Я как молитву произносил эти негромкие слова, и йети, не переставая надрывно кашлять, прислушивался, убаюкиваемый мерным ритмом. Он напоминал крошечного старика из волшебной сказки, и я наконец отчетливо представил - как же мне повезло! Ведь я попал в ту сказку, к которой стремился более сорока лет!
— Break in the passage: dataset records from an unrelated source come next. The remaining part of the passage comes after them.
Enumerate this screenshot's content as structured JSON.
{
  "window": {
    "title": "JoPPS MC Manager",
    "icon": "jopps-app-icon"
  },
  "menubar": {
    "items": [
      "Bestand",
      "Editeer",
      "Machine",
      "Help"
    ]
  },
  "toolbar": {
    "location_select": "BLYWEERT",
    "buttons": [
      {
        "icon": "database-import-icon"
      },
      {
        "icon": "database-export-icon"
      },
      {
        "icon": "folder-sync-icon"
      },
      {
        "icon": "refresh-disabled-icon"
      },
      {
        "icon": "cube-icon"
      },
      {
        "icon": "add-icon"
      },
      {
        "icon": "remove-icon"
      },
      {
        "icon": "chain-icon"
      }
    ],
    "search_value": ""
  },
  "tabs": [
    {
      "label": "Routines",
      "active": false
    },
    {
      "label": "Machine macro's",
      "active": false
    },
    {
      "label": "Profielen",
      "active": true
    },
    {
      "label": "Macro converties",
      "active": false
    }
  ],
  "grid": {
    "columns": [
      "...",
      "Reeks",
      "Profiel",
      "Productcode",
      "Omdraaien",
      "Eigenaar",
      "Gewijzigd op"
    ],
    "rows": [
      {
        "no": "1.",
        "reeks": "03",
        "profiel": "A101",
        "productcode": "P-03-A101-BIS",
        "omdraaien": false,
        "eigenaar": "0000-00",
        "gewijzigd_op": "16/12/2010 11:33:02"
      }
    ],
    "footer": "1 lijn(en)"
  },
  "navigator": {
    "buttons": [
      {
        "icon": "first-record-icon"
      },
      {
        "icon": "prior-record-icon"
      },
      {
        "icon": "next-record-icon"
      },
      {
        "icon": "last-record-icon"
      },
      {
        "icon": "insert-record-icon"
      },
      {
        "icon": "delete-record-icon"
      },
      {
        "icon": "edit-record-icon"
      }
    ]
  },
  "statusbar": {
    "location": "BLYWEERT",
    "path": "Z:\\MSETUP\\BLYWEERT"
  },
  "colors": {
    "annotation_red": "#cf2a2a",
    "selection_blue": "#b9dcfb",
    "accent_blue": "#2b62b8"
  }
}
Взглянув на голые большие ступни йети, я попытался натянуть на них «слоновью ногу», короткий спальный мешок, одевающийся только до пояса, но на этот раз, царапаясь и толкаясь, йети сумел отбиться. И я вынужден был сказать:

- Ладно. Лежи. Утро близко…

Крепко зашнуровав палатку, я растянулся у самого входа, чувствуя, как съежился, как притих в темноте мой пленник. И сейчас, когда он был рядом, сейчас, когда я был спокоен за шерпа, я вдруг в полной мере почувствовал усталость, скопившуюся в течение этого невероятно долгого дня… Не давая векам смыкаться, я смотрел широко раскрытыми, но все равно ничего не видящими глазами в угол, где сидел йети, и думал - как напугано и как слабо это горное существо, о котором привыкли думать, как о гигантском верзиле, способном за день преодолевать многомильные перевалы! Как сжимается йети в комок, стремясь стать как можно меньше! Так всегда ведет себя слабый зверь перед сильным… Впрочем, почему - зверь? Разве не лежит в основе низкого поклона жителя Востока или в основе кивка европейца все тот же жест слабого перед сильным - покорное припадание к земле?

Загрузка...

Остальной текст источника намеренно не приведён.